23 de julho de 2008

LIMPEZA SOCIAL E ENSINO PROFISSIONALIZANTE


Apesar do Toma Lá, Dá Cá fazer de tudo para que eu desistisse de esperar pelo Profissão Repórter de terça-feira, consegui ver Caco Barcelos e sua equipe deixarem sua marca na televisão brasileira abordando as pessoas marcadas para morrer no Brasil da ditadura civil. Já era quase meia-noite quando essa competência carismática que é o nosso Caco veio para cima de nós com seu assunto favorito, a matança institucionalizada no país que escapou das nossas mãos.

O programa, veiculado pela Rede Globo, mostrou o juiz e o padre cercados por seguranças, a mãe que viu todos os filhos serem assassinados sem que nenhum matador fosse preso, a garota que denuncia a liberdade dos bandidos e a prisão das vítimas, os jornalistas do Recife que descobrem a limpeza social que é a mortandade diária em Pernambuco, o Pará entregue à sanha dos grileiros de terras e pessoas, o ex-professor aposentado aos 39 anos que perdeu a tranqüilidade de espírito depois de ver o traficante torturar um garoto (bem nas fuças de um dos teus Cieps, Brizola! bem na frente do teu projeto de educação, comandante!) , tudo são provas de que vivemos num regime de exceção, continuidade do regime que em 1964 rradicou a democracia junto com o Brasil Soberano.

Diga a verdade: se você fosse governante de um país que mata centenas de pessoas por dia, em crimes que ficam impunes, sem que a polícia dê conta ou a sociedade consiga reagir, você iria viajar pelo mundo anunciando como somos viáveis e bons de serem comprados? Não, você ficaria aqui, a postos, tentando resolver os assassinatos em série, procurando uma saída. Senão, para que serve um país, um governo, uma gigantesca comunidade como a nossa? Serve para que a gente se devore mutuamente? Serve para provar que o Brasil e os brasileiros não prestam?

Além do governante omisso e viajador, temos a grande rede de organizações que se locupletam com dinheiro público e estrangeiro para salvar as tartarugas gigantes e treinam as pessoas em ocupações de escravos. Pois é isso que fazem. Ensinam capoeira, como arrumar a cama dos hotéis, como limpar o hall de entrada, como fazer confeitos. Mas não ensinam quanto é dois mais dois, qual o mistério da crase, por que Machado de Assis é grande, o que significa termos uma literatura, o que pega na teoria dos conjuntos, para que serve a gramática e a língua culta.
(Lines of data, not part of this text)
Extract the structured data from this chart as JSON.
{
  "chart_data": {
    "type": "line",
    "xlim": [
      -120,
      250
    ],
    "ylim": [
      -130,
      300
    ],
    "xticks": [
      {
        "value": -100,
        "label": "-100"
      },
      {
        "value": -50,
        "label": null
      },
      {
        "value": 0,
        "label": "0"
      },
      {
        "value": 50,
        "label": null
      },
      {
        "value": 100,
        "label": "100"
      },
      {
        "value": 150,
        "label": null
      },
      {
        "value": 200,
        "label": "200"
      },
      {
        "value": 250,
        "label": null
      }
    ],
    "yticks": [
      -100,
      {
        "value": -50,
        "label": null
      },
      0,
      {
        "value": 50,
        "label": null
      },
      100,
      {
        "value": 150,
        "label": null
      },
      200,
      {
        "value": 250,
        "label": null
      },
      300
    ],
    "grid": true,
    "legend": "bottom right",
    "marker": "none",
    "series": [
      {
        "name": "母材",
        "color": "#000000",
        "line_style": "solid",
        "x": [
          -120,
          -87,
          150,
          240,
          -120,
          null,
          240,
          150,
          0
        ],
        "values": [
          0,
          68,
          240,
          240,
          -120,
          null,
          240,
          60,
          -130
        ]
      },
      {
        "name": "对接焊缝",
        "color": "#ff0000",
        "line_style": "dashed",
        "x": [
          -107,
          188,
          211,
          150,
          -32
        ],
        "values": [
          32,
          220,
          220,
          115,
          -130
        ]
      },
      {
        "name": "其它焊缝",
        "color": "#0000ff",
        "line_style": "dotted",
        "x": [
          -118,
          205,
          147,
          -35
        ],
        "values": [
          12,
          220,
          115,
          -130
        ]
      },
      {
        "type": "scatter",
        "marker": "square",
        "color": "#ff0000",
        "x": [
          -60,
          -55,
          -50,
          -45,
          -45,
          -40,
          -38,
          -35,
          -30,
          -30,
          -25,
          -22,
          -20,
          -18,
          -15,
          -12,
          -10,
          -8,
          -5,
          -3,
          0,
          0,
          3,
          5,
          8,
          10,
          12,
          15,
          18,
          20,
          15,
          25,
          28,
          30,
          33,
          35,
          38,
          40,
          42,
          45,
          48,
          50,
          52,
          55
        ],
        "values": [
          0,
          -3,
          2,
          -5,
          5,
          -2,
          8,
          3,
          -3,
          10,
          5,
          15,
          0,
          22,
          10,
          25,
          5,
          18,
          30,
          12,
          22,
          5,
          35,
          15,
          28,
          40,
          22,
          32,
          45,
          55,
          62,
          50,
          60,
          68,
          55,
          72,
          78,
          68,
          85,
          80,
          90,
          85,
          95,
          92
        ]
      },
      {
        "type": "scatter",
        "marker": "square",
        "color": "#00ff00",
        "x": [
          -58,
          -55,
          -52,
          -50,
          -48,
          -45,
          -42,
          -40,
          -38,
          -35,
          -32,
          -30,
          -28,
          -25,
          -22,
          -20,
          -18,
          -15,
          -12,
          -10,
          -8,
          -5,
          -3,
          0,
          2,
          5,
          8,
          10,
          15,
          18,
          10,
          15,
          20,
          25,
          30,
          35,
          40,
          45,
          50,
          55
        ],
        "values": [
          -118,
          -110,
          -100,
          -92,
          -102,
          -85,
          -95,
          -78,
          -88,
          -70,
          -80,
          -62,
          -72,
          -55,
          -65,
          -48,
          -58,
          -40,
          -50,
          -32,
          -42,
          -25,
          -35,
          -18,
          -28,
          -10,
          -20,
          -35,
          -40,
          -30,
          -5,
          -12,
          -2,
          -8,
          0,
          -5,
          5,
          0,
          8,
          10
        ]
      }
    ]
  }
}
Tudo isso ficou de fora, e a estudantada está hoje confinada a territórios que são alvo de balas perdidas.

A verdade é que sucatearam o ensino de verdade e colocaram no lugar essa excrescência que é o ensino profissionalizante, onde é aprendida a lição datada, voltada para o mercado e que em pouco tempo vai desaparecer para dar lugar a outra, mais digerível. Você não ensina como dobrar um lençol, você ensina matemática. Você ensina inglês para ler Walt Whitman e a revista New Yorker, não para ciceronear turista em favela. Você ensina latim para explicar de onde vem nossa língua, ensina francês para que possamos ler Victor Hugo no original (que epifania! que experiência! que deslumbre!) e assistir Godard sem legendas. O ensino é sagrado, é a base da cidadania e da liberdade. Com o aprendizado do que realmente importa, você faz o que quer, até mesmo passear cachorro em Miami.

Agora, se você ensina o sujeito a só passear cachorro em Miami, quando Miami sucumbir com uma avalanche de ódio étnico e de seu luxo não ficar nem pistas do Miami Vice, então onde você ficará, para onde vai se recolher? Você não pode perder tempo vendo aqueles falsos humoristas energúmenos dizendo baixaria enquanto o "Profissão: Repórter", como cavalo campeão preso na raia, bufa para sair correndo e mostrar o país onde vivemos.

Ou entendemos o que se passa à nossa volta, ou seremos todos massacrados por essa ditadura interminável, que jamais será apeada do poder enquanto acharmos que isso tudo é normal. Normal um bom caçaralho!

RETORNO - Imagem de hoje: Caco Barcelos e suja equipe do "Profissão: Repórter". Disparado, o melhor programa da televisão brasileira atualmente.